Début octobre, à Lisbonne, l’exécutif de centre droit reconduit en mai a présenté son projet de budget 2026. Objectif affiché : avancer avec des comptes publics dans le vert, tout en promettant des hausses de pensions et des baisses d’impôts. De quoi surprendre, et donner envie de regarder de près les chiffres et la méthode qui se cache derrière ce cap.

Le Portugal projette des excédents budgétaires en 2025 et 2026

Selon le projet de budget de l’État pour 2026, le gouvernement table sur un excédent budgétaire de 0,3 % du PIB en 2025 et de 0,1 % en 2026, après un excédent de 0,5 % en 2024. La dette publique doit poursuivre sa décrue, de 93,6 % du PIB l’an dernier à 90,2 % en 2025, puis 87,8 % l’année prochaine. Une trajectoire qui s’inscrit dans un rétablissement amorcé depuis plusieurs années, et qui nourrit une confiance visible sur les marchés.

Côté activité, la croissance est attendue à 2 % cette année, puis 2,3 % en 2026, après 2,1 % l’an dernier. Le chômage doit reculer vers 6 % l’an prochain. Signe tangible de ce redressement, le pays emprunte moins cher que la France sur 10 ans, autour de 3,09 % contre 3,5 % pour l’Hexagone. Dans le même mouvement, Lisbonne prévoit d’augmenter les retraites et d’alléger la pression fiscale, quand, ailleurs en Europe, l’ambiance est plus contrastée : l’Irlande annonce rester dans le vert en 2026 avec un surplus de 5,1 milliards d’euros, quand l’Italie vise un déficit ramené à 3 % dès 2025 et 2,8 % en 2026.

La stratégie budgétaire du Portugal combine rigueur et attractivité

Comment y est-on arrivé ? L’histoire récente compte.
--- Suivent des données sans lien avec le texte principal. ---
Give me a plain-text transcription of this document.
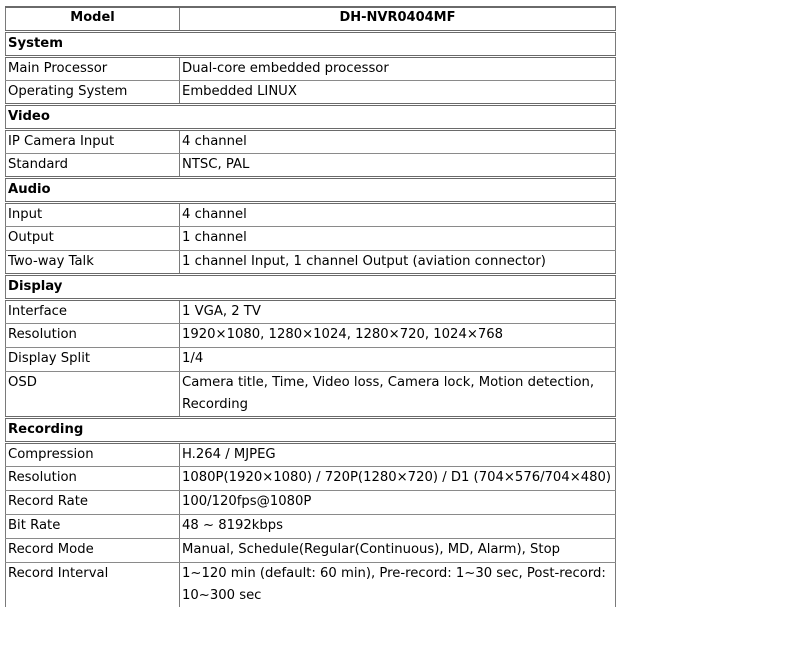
Model	DH-NVR0404MF
System	
Main Processor	Dual-core embedded processor
Operating System	Embedded LINUX
Video	
IP Camera Input	4 channel
Standard	NTSC, PAL
Audio	
Input	4 channel
Output	1 channel
Two-way Talk	1 channel Input, 1 channel Output (aviation connector)
Display	
Interface	1 VGA, 2 TV
Resolution	1920×1080, 1280×1024, 1280×720, 1024×768
Display Split	1/4
OSD	Camera title, Time, Video loss, Camera lock, Motion detection, Recording
Recording	
Compression	H.264 / MJPEG
Resolution	1080P(1920×1080) / 720P(1280×720) / D1 (704×576/704×480)
Record Rate	100/120fps@1080P
Bit Rate	48 ~ 8192kbps
Record Mode	Manual, Schedule(Regular(Continuous), MD, Alarm), Stop
Record Interval	1~120 min (default: 60 min), Pre-record: 1~30 sec, Post-record: 10~300 sec
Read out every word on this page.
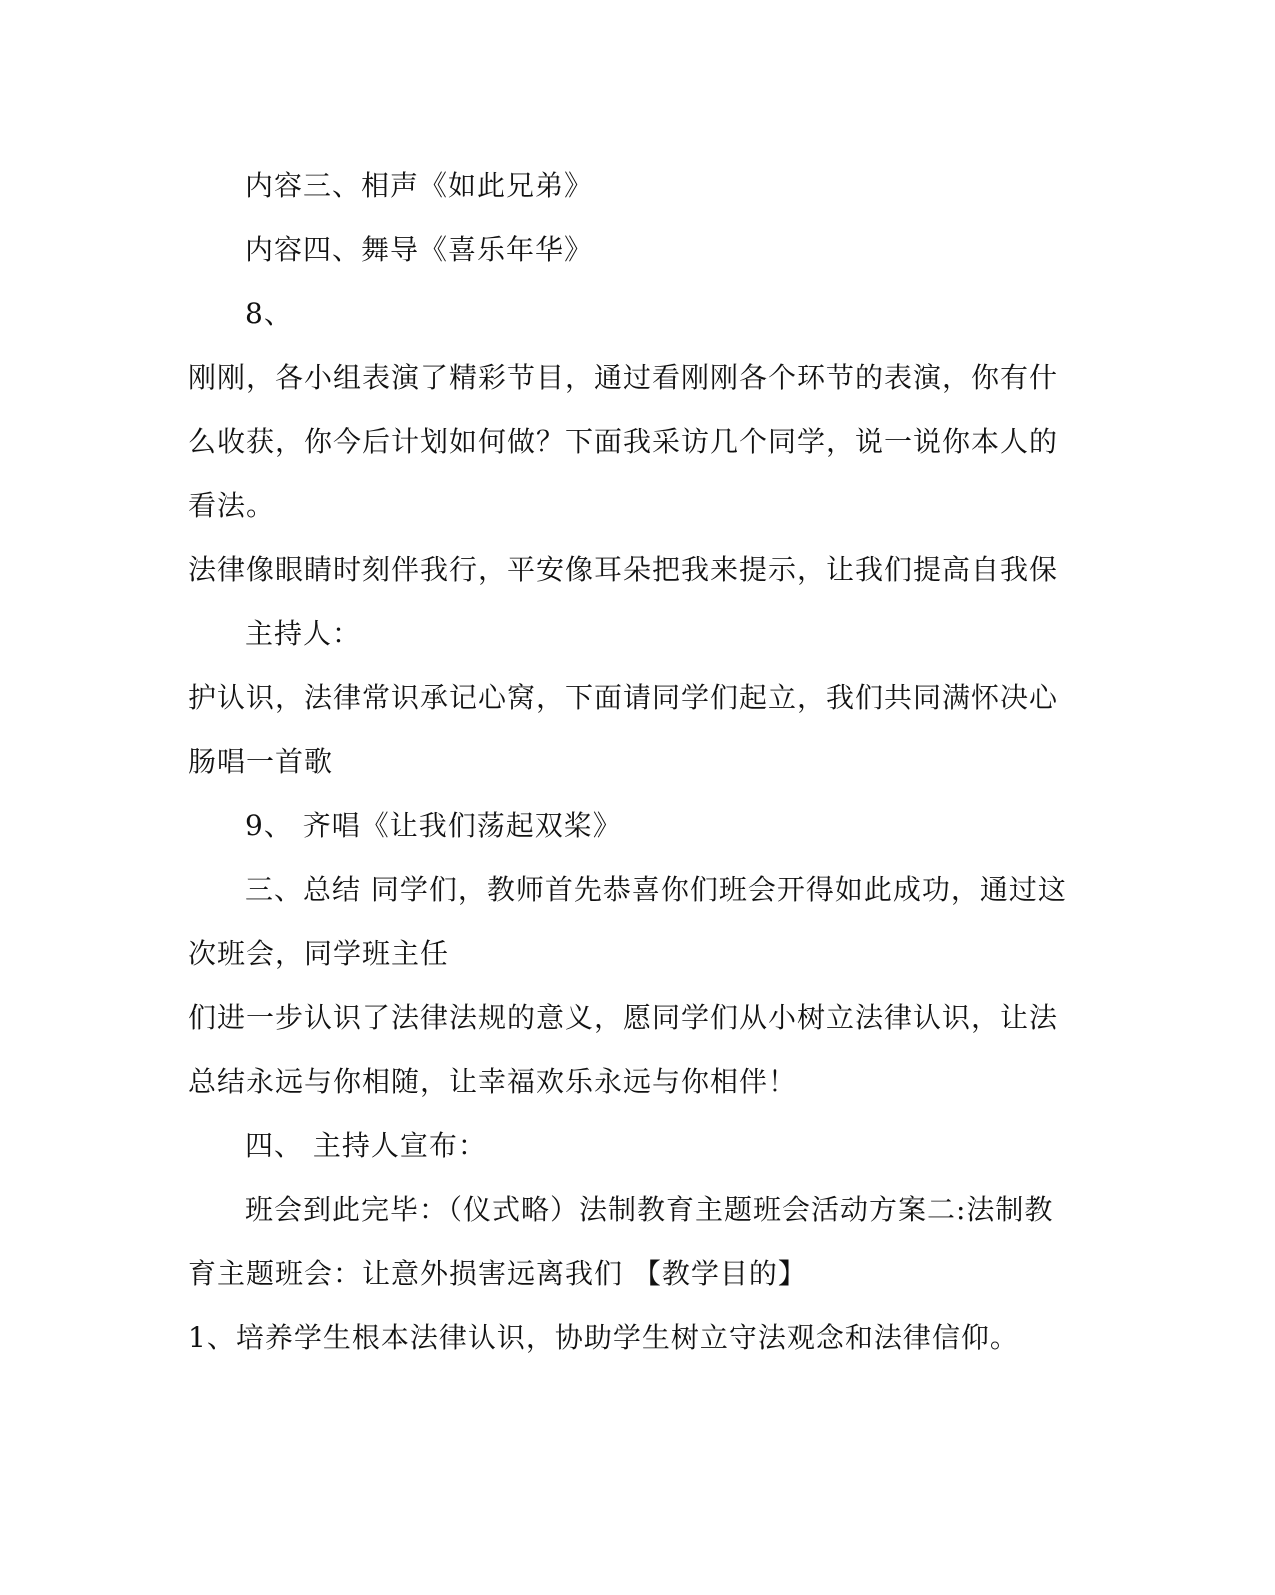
内容三、相声《如此兄弟》
内容四、舞导《喜乐年华》
8、
刚刚，各小组表演了精彩节目，通过看刚刚各个环节的表演，你有什
么收获，你今后计划如何做？下面我采访几个同学，说一说你本人的
看法。
法律像眼睛时刻伴我行，平安像耳朵把我来提示，让我们提高自我保
主持人：
护认识，法律常识承记心窝，下面请同学们起立，我们共同满怀决心
肠唱一首歌
9、 齐唱《让我们荡起双桨》
三、总结 同学们，教师首先恭喜你们班会开得如此成功，通过这
次班会，同学班主任
们进一步认识了法律法规的意义，愿同学们从小树立法律认识，让法
总结永远与你相随，让幸福欢乐永远与你相伴！
四、 主持人宣布：
班会到此完毕：（仪式略）法制教育主题班会活动方案二:法制教
育主题班会：让意外损害远离我们 【教学目的】
1、培养学生根本法律认识，协助学生树立守法观念和法律信仰。
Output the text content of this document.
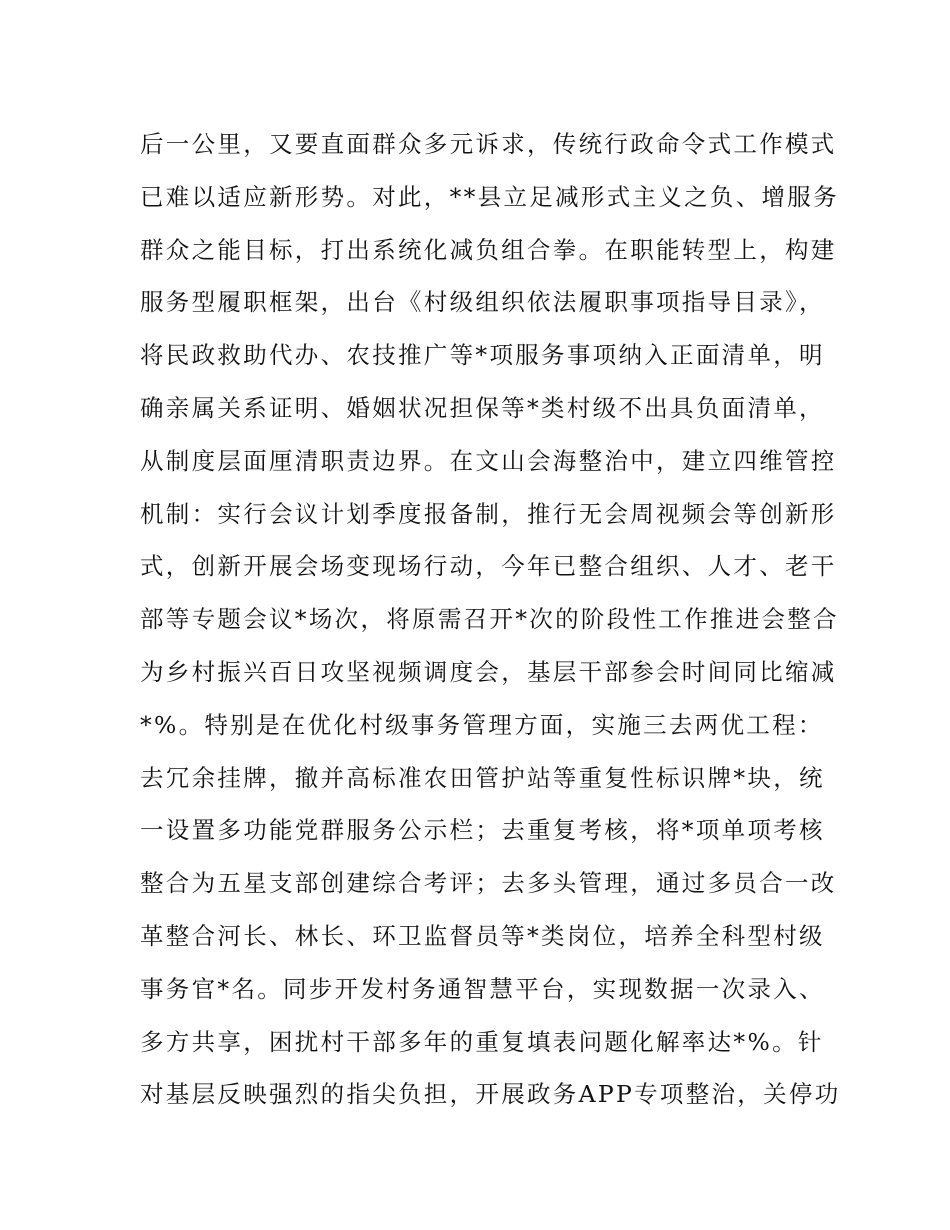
后一公里，又要直面群众多元诉求，传统行政命令式工作模式
已难以适应新形势。对此，**县立足减形式主义之负、增服务
群众之能目标，打出系统化减负组合拳。在职能转型上，构建
服务型履职框架，出台《村级组织依法履职事项指导目录》，
将民政救助代办、农技推广等*项服务事项纳入正面清单，明
确亲属关系证明、婚姻状况担保等*类村级不出具负面清单，
从制度层面厘清职责边界。在文山会海整治中，建立四维管控
机制：实行会议计划季度报备制，推行无会周视频会等创新形
式，创新开展会场变现场行动，今年已整合组织、人才、老干
部等专题会议*场次，将原需召开*次的阶段性工作推进会整合
为乡村振兴百日攻坚视频调度会，基层干部参会时间同比缩减
*%。特别是在优化村级事务管理方面，实施三去两优工程：
去冗余挂牌，撤并高标准农田管护站等重复性标识牌*块，统
一设置多功能党群服务公示栏；去重复考核，将*项单项考核
整合为五星支部创建综合考评；去多头管理，通过多员合一改
革整合河长、林长、环卫监督员等*类岗位，培养全科型村级
事务官*名。同步开发村务通智慧平台，实现数据一次录入、
多方共享，困扰村干部多年的重复填表问题化解率达*%。针
对基层反映强烈的指尖负担，开展政务APP专项整治，关停功
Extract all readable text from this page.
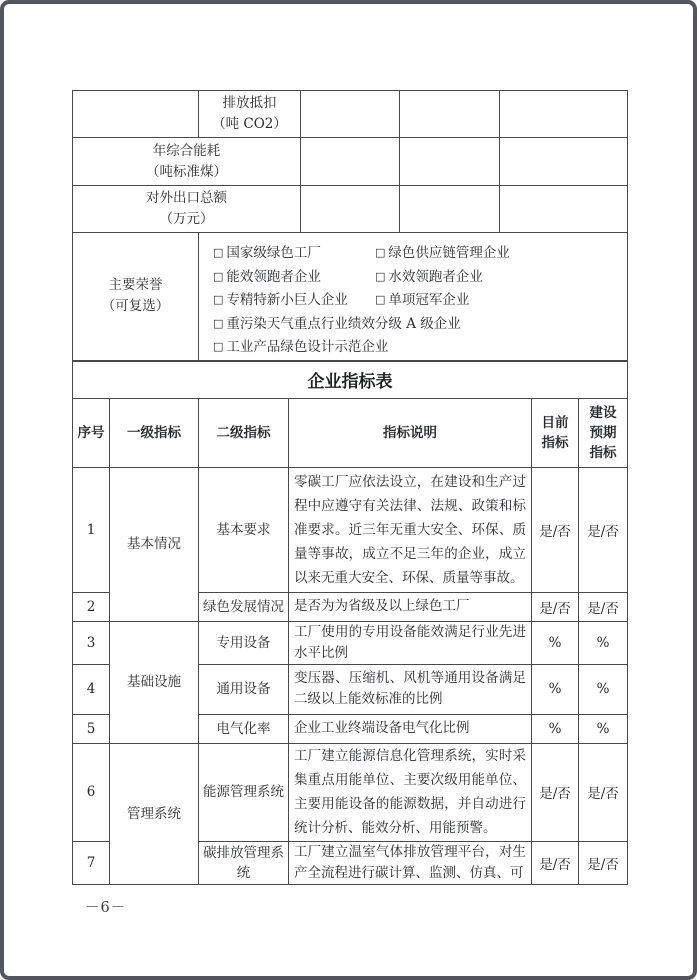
	排放抵扣
（吨 CO2）			

年综合能耗
（吨标准煤）				

对外出口总额
（万元）				

主要荣誉
（可复选）

□ 国家级绿色工厂	□ 绿色供应链管理企业
□ 能效领跑者企业	□ 水效领跑者企业
□ 专精特新小巨人企业 □ 单项冠军企业
□ 重污染天气重点行业绩效分级 A 级企业
□ 工业产品绿色设计示范企业
企业指标表					
序号	一级指标	二级指标	指标说明	目前指标	建设预期指标
1	基本情况	基本要求	零碳工厂应依法设立，在建设和生产过程中应遵守有关法律、法规、政策和标准要求。近三年无重大安全、环保、质量等事故，成立不足三年的企业，成立以来无重大安全、环保、质量等事故。	是/否	是/否
2		绿色发展情况	是否为为省级及以上绿色工厂	是/否	是/否
3	基础设施	专用设备	工厂使用的专用设备能效满足行业先进水平比例	%	%
4		通用设备	变压器、压缩机、风机等通用设备满足二级以上能效标准的比例	%	%
5		电气化率	企业工业终端设备电气化比例	%	%
6	管理系统	能源管理系统	工厂建立能源信息化管理系统，实时采集重点用能单位、主要次级用能单位、主要用能设备的能源数据，并自动进行统计分析、能效分析、用能预警。	是/否	是/否
7		碳排放管理系统	工厂建立温室气体排放管理平台，对生产全流程进行碳计算、监测、仿真、可	是/否	是/否
－6－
Après la crise financière qui a viré en crise de la dette, le déficit public a culminé à 9,1 % du PIB en 2010, entraînant un plan de sauvetage BCE et FMI et une cure d’austérité sévère : privatisations de l’“EDF portugais” et de banques publiques, hausse de la TVA et de l’impôt sur le revenu, réduction stricte du nombre de fonctionnaires. À partir de 2015, la gauche a complété le dispositif par des taxes sur certains produits et le patrimoine immobilier des plus fortunés, et par des mesures de soutien à la demande. Un détail qui change tout.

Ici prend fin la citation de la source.